Organisations are all too happy to say the right things, but quickly crumble when money gets involved. FIFA is just the latest example of companies being prepared to say the right things but not DO the right things.
- Sparta Prague midfielder Jakub Jankto came out as gay earlier this week, making him the first active senior international in men’s football to do so
- FIFA tweeted a message of support to Jankto, which backfired as people scolded FIFA for allowing Qatar to host the last World Cup, in which LGBT rights are non-existent and actually criminalised
- Sparked debate as to whether or not organisations actually care about certain causes/plights, or if they are simply virtue-signalling to protect profit
Hypocrisy at its worst
If there was ever an example of an organisation caught in hypocrisy, this is it. This is a demonstration of companies not genuinely caring about social issues, but simply pretending to care to protect their revenue streams.

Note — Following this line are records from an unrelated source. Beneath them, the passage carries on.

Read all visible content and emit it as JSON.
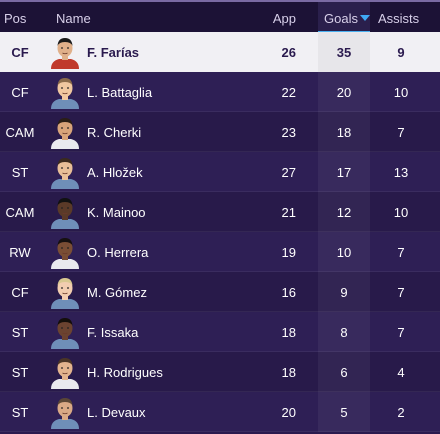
{
  "header": {
    "pos": "Pos",
    "name": "Name",
    "app": "App",
    "goals": "Goals",
    "assists": "Assists"
  },
  "sort": {
    "column": "goals",
    "direction": "descending",
    "arrow_color": "#3fa9f5"
  },
  "players": [
    {
      "pos": "CF",
      "name": "F. Farías",
      "app": "26",
      "goals": "35",
      "assists": "9",
      "selected": true,
      "shirt": "#c0392b"
    },
    {
      "pos": "CF",
      "name": "L. Battaglia",
      "app": "22",
      "goals": "20",
      "assists": "10",
      "selected": false,
      "shirt": "#6f8fb8"
    },
    {
      "pos": "CAM",
      "name": "R. Cherki",
      "app": "23",
      "goals": "18",
      "assists": "7",
      "selected": false,
      "shirt": "#e9e9ee"
    },
    {
      "pos": "ST",
      "name": "A. Hložek",
      "app": "27",
      "goals": "17",
      "assists": "13",
      "selected": false,
      "shirt": "#6f8fb8"
    },
    {
      "pos": "CAM",
      "name": "K. Mainoo",
      "app": "21",
      "goals": "12",
      "assists": "10",
      "selected": false,
      "shirt": "#6f8fb8"
    },
    {
      "pos": "RW",
      "name": "O. Herrera",
      "app": "19",
      "goals": "10",
      "assists": "7",
      "selected": false,
      "shirt": "#e9e9ee"
    },
    {
      "pos": "CF",
      "name": "M. Gómez",
      "app": "16",
      "goals": "9",
      "assists": "7",
      "selected": false,
      "shirt": "#6f8fb8"
    },
    {
      "pos": "ST",
      "name": "F. Issaka",
      "app": "18",
      "goals": "8",
      "assists": "7",
      "selected": false,
      "shirt": "#6f8fb8"
    },
    {
      "pos": "ST",
      "name": "H. Rodrigues",
      "app": "18",
      "goals": "6",
      "assists": "4",
      "selected": false,
      "shirt": "#e9e9ee"
    },
    {
      "pos": "ST",
      "name": "L. Devaux",
      "app": "20",
      "goals": "5",
      "assists": "2",
      "selected": false,
      "shirt": "#6f8fb8"
    }
  ]
}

To be clear, FIFA is loyal to whoever pays them the most. The World Cup held in Qatar last year is a testament to this, as FIFA went out of its way to respect Qatar’s anti-LGBT laws and culture.

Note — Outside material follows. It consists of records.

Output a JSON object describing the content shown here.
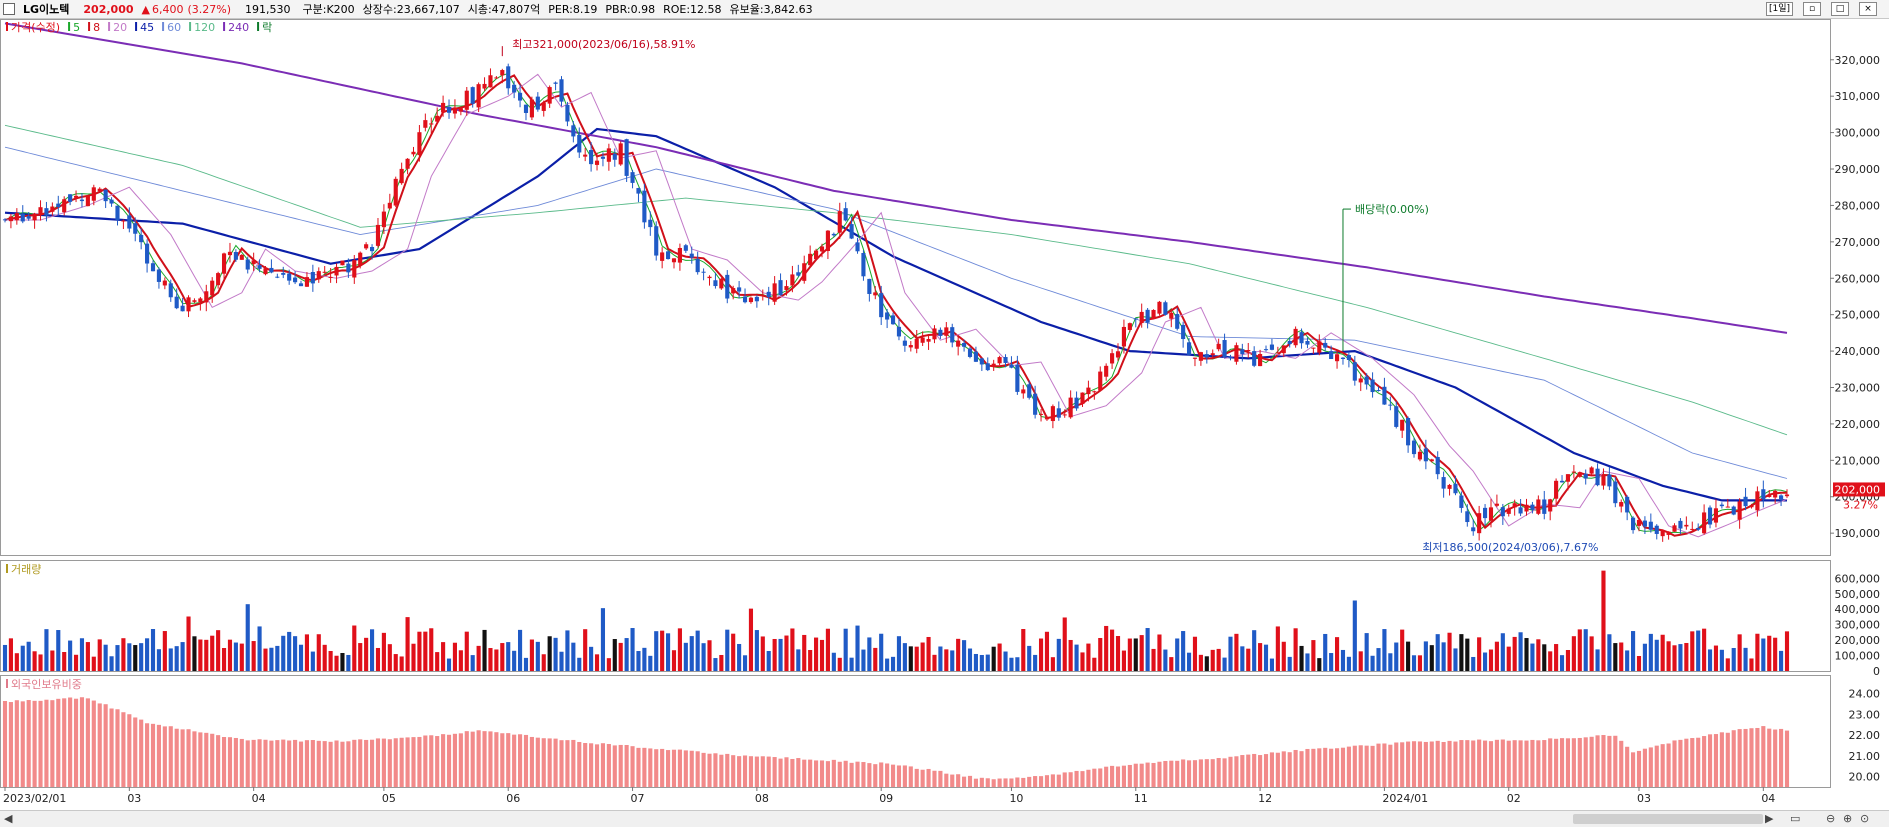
{
  "header": {
    "stock_name": "LG이노텍",
    "price": "202,000",
    "change_arrow": "▲",
    "change": "6,400",
    "change_pct": "(3.27%)",
    "prev": "191,530",
    "gubun": "구분:K200",
    "shares": "상장수:23,667,107",
    "mktcap": "시총:47,807억",
    "per": "PER:8.19",
    "pbr": "PBR:0.98",
    "roe": "ROE:12.58",
    "reserve": "유보율:3,842.63",
    "period": "[1일]",
    "colors": {
      "up": "#e0101a",
      "down": "#1f5ac6"
    }
  },
  "legend": {
    "items": [
      {
        "label": "가격(수정)",
        "color": "#e0101a"
      },
      {
        "label": "5",
        "color": "#1aa82a"
      },
      {
        "label": "8",
        "color": "#d0101a"
      },
      {
        "label": "20",
        "color": "#c27ac8"
      },
      {
        "label": "45",
        "color": "#0b1fa8"
      },
      {
        "label": "60",
        "color": "#6e8ad8"
      },
      {
        "label": "120",
        "color": "#5aba8a"
      },
      {
        "label": "240",
        "color": "#7b2db5"
      },
      {
        "label": "락",
        "color": "#0c7a2a"
      }
    ]
  },
  "volume_label": "거래량",
  "foreign_label": "외국인보유비중",
  "chart_data": {
    "type": "candlestick",
    "price_axis": {
      "ticks": [
        "320,000",
        "310,000",
        "300,000",
        "290,000",
        "280,000",
        "270,000",
        "260,000",
        "250,000",
        "240,000",
        "230,000",
        "220,000",
        "210,000",
        "200,000",
        "190,000"
      ],
      "range": [
        184000,
        329000
      ]
    },
    "volume_axis": {
      "ticks": [
        "600,000",
        "500,000",
        "400,000",
        "300,000",
        "200,000",
        "100,000",
        "0"
      ],
      "range": [
        0,
        680000
      ]
    },
    "foreign_axis": {
      "ticks": [
        "24.00",
        "23.00",
        "22.00",
        "21.00",
        "20.00"
      ],
      "range": [
        19.5,
        24.6
      ]
    },
    "x_labels": [
      "2023/02/01",
      "03",
      "04",
      "05",
      "06",
      "07",
      "08",
      "09",
      "10",
      "11",
      "12",
      "2024/01",
      "02",
      "03",
      "04"
    ],
    "annotations": {
      "high": "최고321,000(2023/06/16),58.91%",
      "low": "최저186,500(2024/03/06),7.67%",
      "dividend": "배당락(0.00%)",
      "last_price_tag": "202,000",
      "last_pct_tag": "3.27%"
    },
    "price_anchors": [
      [
        0,
        276000
      ],
      [
        8,
        280000
      ],
      [
        15,
        285000
      ],
      [
        22,
        272000
      ],
      [
        29,
        252000
      ],
      [
        34,
        256000
      ],
      [
        38,
        268000
      ],
      [
        43,
        262000
      ],
      [
        50,
        260000
      ],
      [
        56,
        262000
      ],
      [
        62,
        268000
      ],
      [
        66,
        288000
      ],
      [
        72,
        305000
      ],
      [
        79,
        310000
      ],
      [
        84,
        316000
      ],
      [
        88,
        307000
      ],
      [
        93,
        311000
      ],
      [
        98,
        293000
      ],
      [
        104,
        295000
      ],
      [
        110,
        268000
      ],
      [
        116,
        265000
      ],
      [
        122,
        256000
      ],
      [
        128,
        254000
      ],
      [
        132,
        259000
      ],
      [
        138,
        270000
      ],
      [
        142,
        278000
      ],
      [
        146,
        256000
      ],
      [
        152,
        243000
      ],
      [
        158,
        246000
      ],
      [
        164,
        236000
      ],
      [
        169,
        237000
      ],
      [
        174,
        222000
      ],
      [
        180,
        225000
      ],
      [
        186,
        234000
      ],
      [
        190,
        248000
      ],
      [
        196,
        252000
      ],
      [
        200,
        238000
      ],
      [
        206,
        240000
      ],
      [
        212,
        238000
      ],
      [
        218,
        245000
      ],
      [
        225,
        238000
      ],
      [
        232,
        228000
      ],
      [
        238,
        214000
      ],
      [
        242,
        207000
      ],
      [
        248,
        192000
      ],
      [
        254,
        198000
      ],
      [
        260,
        197000
      ],
      [
        264,
        207000
      ],
      [
        270,
        205000
      ],
      [
        275,
        192000
      ],
      [
        280,
        189000
      ],
      [
        286,
        193000
      ],
      [
        290,
        196000
      ],
      [
        296,
        200000
      ],
      [
        301,
        202000
      ]
    ],
    "ma_anchors": {
      "45": [
        [
          0,
          278000
        ],
        [
          30,
          275000
        ],
        [
          55,
          264000
        ],
        [
          70,
          268000
        ],
        [
          90,
          288000
        ],
        [
          100,
          301000
        ],
        [
          110,
          299000
        ],
        [
          130,
          285000
        ],
        [
          150,
          266000
        ],
        [
          175,
          248000
        ],
        [
          190,
          240000
        ],
        [
          210,
          238000
        ],
        [
          228,
          240000
        ],
        [
          245,
          230000
        ],
        [
          265,
          212000
        ],
        [
          280,
          203000
        ],
        [
          290,
          199000
        ],
        [
          301,
          199000
        ]
      ],
      "60": [
        [
          0,
          296000
        ],
        [
          30,
          284000
        ],
        [
          60,
          272000
        ],
        [
          90,
          280000
        ],
        [
          110,
          290000
        ],
        [
          140,
          279000
        ],
        [
          170,
          260000
        ],
        [
          200,
          244000
        ],
        [
          228,
          243000
        ],
        [
          260,
          232000
        ],
        [
          285,
          212000
        ],
        [
          301,
          205000
        ]
      ],
      "120": [
        [
          0,
          302000
        ],
        [
          30,
          291000
        ],
        [
          60,
          274000
        ],
        [
          90,
          278000
        ],
        [
          115,
          282000
        ],
        [
          140,
          278000
        ],
        [
          170,
          272000
        ],
        [
          200,
          264000
        ],
        [
          230,
          252000
        ],
        [
          260,
          238000
        ],
        [
          285,
          226000
        ],
        [
          301,
          217000
        ]
      ],
      "240": [
        [
          0,
          330000
        ],
        [
          40,
          319000
        ],
        [
          80,
          305000
        ],
        [
          110,
          296000
        ],
        [
          140,
          284000
        ],
        [
          170,
          276000
        ],
        [
          200,
          270000
        ],
        [
          230,
          263000
        ],
        [
          260,
          255000
        ],
        [
          285,
          249000
        ],
        [
          301,
          245000
        ]
      ]
    },
    "foreign_anchors": [
      [
        0,
        23.6
      ],
      [
        14,
        23.8
      ],
      [
        24,
        22.6
      ],
      [
        40,
        21.8
      ],
      [
        55,
        21.7
      ],
      [
        70,
        21.9
      ],
      [
        80,
        22.2
      ],
      [
        100,
        21.6
      ],
      [
        125,
        21.0
      ],
      [
        150,
        20.6
      ],
      [
        165,
        19.9
      ],
      [
        175,
        20.0
      ],
      [
        190,
        20.6
      ],
      [
        205,
        20.9
      ],
      [
        220,
        21.3
      ],
      [
        240,
        21.7
      ],
      [
        262,
        21.8
      ],
      [
        272,
        22.0
      ],
      [
        275,
        21.2
      ],
      [
        282,
        21.7
      ],
      [
        292,
        22.2
      ],
      [
        297,
        22.4
      ],
      [
        301,
        22.2
      ]
    ],
    "candle_count": 302
  }
}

FIFA threatened to sanction individual players and national teams if they wore the pro-LGBT ‘One Love’ armband. They upheld a ban on spectators wearing clothing with rainbow flags entering stadiums. They supported Qatar’s decision to deport a pitch invader holding a rainbow flag.
This was all in December 2022. Just two months later in February 2023, they ‘support’ Jankto coming out as gay. This is blatant hypocrisy, obviously, but deeper questions lie at the core of this conundrum.
Does FIFA genuinely care about LGBT rights and other social issues? Why does FIFA say one thing and then do another?
To answer the former, probably not. To answer the latter, it comes down to one thing; money. Al Jazeera reported that FIFA made a record $7.5 billion from the Qatar edition of the World Cup, $1 billion more than the previous edition in Russia.
FIFA, like other businesses, are loyal to whoever pays them the most.
They’re happy to support social issues when there’s no money at stake – such as in cases like Jakub’s – but that quickly disappears when there’s money to be made and lost.
It shows that morals, ethics and social responsibility are for sale. It demonstrates that FIFA does not have the strength of character to have a non-negotiable, core set of values that cannot be bought.
For a lot of football fans, that’s simply not good enough.
Jankto has been generally supported by the global football community.
England Lionesses captain and Arsenal midfielder Leah Williamson says the team ‘wants to stand in solidarity’ with Jankto by continuing to wear the One Love armband during matches leading up to the Women’s World Cup this year.
Manchester United midfielder Bruno Fernandes, amongst other footballers, showed his support for Jankto online.